7. Il résulte de ce qui précède que M. D n’est pas fondé à demander l’annulation de l’arrêté du maire de Saint-Apollinaire du 14 juin 2022.
Sur les frais liés au litige :
8. Aux termes de l’article L. 761-1 du code de justice administrative : « Dans toutes les instances, le juge condamne la partie tenue aux dépens ou, à défaut, la partie perdante, à payer à l’autre partie la somme qu’il détermine, au titre des frais exposés et non compris dans les dépens. Les parties peuvent produire les justificatifs des sommes qu’elles demandent et le juge tient compte de l’équité ou de la situation économique de la partie condamnée. Il peut, même d’office, pour des raisons tirées des mêmes considérations, dire qu’il n’y a pas lieu à cette condamnation ».
9. D’une part, les dispositions de l’article L. 761-1 du code de justice administrative font obstacle à ce que soit mis à la charge de la commune de Saint-Apollinaire, qui n’est pas la partie dans la présente instance, le versement au requérant d’une quelconque somme à ce titre.

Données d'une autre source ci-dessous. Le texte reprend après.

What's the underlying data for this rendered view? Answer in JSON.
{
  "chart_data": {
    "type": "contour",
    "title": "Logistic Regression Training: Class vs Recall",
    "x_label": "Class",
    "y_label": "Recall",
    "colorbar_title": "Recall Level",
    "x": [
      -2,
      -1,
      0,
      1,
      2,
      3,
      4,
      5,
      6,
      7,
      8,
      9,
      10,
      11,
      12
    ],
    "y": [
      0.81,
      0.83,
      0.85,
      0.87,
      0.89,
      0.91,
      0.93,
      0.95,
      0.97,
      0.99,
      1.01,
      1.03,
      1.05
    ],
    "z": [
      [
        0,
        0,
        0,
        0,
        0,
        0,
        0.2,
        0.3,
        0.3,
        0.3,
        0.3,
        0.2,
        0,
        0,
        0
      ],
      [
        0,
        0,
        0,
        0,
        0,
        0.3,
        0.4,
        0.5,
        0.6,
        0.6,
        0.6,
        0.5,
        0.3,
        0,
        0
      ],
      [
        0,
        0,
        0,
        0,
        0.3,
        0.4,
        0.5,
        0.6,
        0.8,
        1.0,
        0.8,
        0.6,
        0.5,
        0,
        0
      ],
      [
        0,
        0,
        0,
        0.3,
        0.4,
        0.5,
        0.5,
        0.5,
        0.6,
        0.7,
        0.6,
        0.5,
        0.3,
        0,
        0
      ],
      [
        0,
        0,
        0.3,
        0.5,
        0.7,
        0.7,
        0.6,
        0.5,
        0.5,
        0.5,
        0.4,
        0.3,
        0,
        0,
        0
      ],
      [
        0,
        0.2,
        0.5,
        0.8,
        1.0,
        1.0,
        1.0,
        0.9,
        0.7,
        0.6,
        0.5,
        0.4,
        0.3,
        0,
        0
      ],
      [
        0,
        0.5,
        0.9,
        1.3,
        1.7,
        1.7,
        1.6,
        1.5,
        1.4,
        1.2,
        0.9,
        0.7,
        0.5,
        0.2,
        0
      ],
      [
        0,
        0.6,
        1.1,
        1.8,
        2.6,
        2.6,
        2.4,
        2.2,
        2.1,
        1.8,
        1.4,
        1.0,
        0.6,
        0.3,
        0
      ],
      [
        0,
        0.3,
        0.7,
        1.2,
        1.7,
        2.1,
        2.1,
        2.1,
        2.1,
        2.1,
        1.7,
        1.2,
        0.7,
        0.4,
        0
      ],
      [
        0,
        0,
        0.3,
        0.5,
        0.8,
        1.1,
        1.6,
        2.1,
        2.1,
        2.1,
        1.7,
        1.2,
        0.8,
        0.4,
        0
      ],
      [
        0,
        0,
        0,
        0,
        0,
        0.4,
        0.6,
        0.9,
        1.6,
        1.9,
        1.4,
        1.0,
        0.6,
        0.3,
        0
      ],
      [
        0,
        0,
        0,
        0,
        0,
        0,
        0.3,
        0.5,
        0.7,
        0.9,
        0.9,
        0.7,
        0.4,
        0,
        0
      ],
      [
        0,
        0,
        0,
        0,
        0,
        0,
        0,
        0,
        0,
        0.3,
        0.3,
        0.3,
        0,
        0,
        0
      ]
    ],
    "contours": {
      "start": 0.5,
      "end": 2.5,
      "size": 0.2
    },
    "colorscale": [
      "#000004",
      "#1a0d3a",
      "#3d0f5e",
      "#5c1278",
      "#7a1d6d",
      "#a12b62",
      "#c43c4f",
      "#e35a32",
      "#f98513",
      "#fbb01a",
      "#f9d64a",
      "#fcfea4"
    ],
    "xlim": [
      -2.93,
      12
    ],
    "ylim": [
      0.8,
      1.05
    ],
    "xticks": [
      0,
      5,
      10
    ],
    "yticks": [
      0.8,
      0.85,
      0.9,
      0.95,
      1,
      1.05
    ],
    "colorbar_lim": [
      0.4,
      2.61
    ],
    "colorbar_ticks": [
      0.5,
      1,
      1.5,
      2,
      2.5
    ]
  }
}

10. D’autre part, la commune de Saint-Apollinaire, qui n’aurait pas eu qualité pour former tierce-opposition si elle n’avait pas été appelée en la cause en tant que simple observatrice, n’a pas la qualité de partie à l’instance pour l’application de l’article L. 761-1 du code de justice administrative. Par suite, ses conclusions présentées sur ce fondement doivent être rejetées.
D E C I D E :
Article 1 : La requête de M. D est rejetée.
Article 2 : Les conclusions présentées par la commune de Saint-Apollinaire sur le fondement de l’article L. 761-1 du code de justice administrative sont rejetées.
Article 3 : Le présent jugement sera notifié à M. A D et à la ministre de la transition écologique, de la biodiversité, de la forêt, de la mer et de la pêche.
Copie en sera adressée au préfet de la Côte-d’Or et à la commune de Saint-Apollinaire.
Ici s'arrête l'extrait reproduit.